Sinessidel, ise mutluydu. Onunla güneye gidecekti, Dorne kıyılarında gezinip sıcak denizlerde uçacaktı. İçinde oluşmakta olan minik yumurtaları hissederek kara ejderhaya uzun uzun baktı, buzul dişisi. Şimdiden etkilemişti Balerion’u...
‘Götür onu… Sıcak güneyin güvenli ovalarına, ben burada tükendim, artık. Sinessidel’e ve doğacak yavrularımıza iyi bak.’, demişti onları uğurlarken Viserion. Artık eski güçlü Vhagandil halinden eser kalmamıştı, kuzey onu ve alevlerini tüketmişti, kuzeyin soğuğu ve buzlar…
‘Kafam karmakarışık’ diye cevapladı ikiz kardeşini Balerion, ‘Buraya kafamdaki sorulara cevap bulmak ümidiyle gelmiştim, son üç yılda gördüğüm kabusları anlamak istiyordum’.
‘Sıralamayı değiştir, aklındakilerini en baştan tekrar tekrar düşün, hepsine verecek bir cevabım olacak… Ama şimdi değil, şu anda değil… Onları güvene götür, sonra tekrar gel beni bul. Geçen sürede sorunlarının çözümlerini öğrenmiş olacağım, en azından kafandakilerin çoğunu cevaplayacağım.’
‘Peki bu buzul ejderi kimdir, nedir? Nasıl karşılaştınız?’
‘Ah, Balerion, küçüklüğünden beri okuduklarını tam anlamazdın, bu sorunun cevabı kafanın içinde, biliyorsun, sıralamayı düzenle, beni tekrar bul! Aslında onun hakkında da öğrenmem gerekenler var, beni tüketti, eritti, anlayamıyorum, anlayacağım ama… Buraya geri dön, ama önce yavrularımın kurtar!’
***
Soğuk kış yaklaştıkça, kurtlar ulumalarını kesemiyorlardı…
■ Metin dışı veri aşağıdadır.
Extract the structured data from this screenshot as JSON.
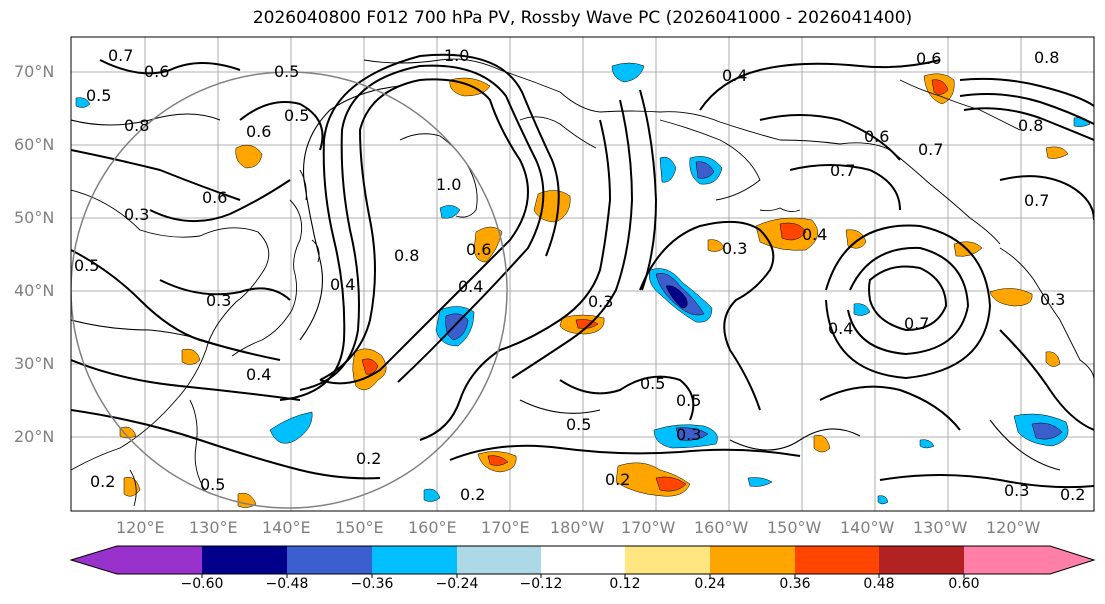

Kurtlar, hürriyet aşığıdır, o yüzden seneler sonra çok istese de sahibinin önünde eğilmez, tekrar esaret altında yaşamayı seçmez. Bağımsız olmak ister. Hayatta bütün güçlü bilinen hayvanlar ehlileştirilebildiği halde bir ulu kurt için bu asla mümkün değildir.
Kurtlar güçlüdür. Bilir ki, hayatta kalabilmesi için buna ihtiyacı vardır. Her an bir düşmanla karşılaşabileceğini düşünerek gereken tedbirlerini alır ve uygular.
Avlanamayacak derecede hasta, yaralı, yaşlı veya yardım edecek eşi olmayan kurtların ihtiyacı, grubun diğer kurtları tarafından sağlanır. Muhtaç olanlara karşı mümkün olan her türlü yardımı yapmaya gayret eder.
Kurtlar oldukça planlı ve programlıdır, başkalarının görmediklerini görürler ve yaşamaya, hayatta kalmaya kendilerini programlarlar. Soğuk onlara işlemez, mağrurdur… Sen bir ulu kurtsun Jon Snow, kuzeyin kralı kalmalısın! Asla ejderhaya boyun eğmeyeceksin ancak Daenerys’in en büyük dayanağı da sen olacaksın!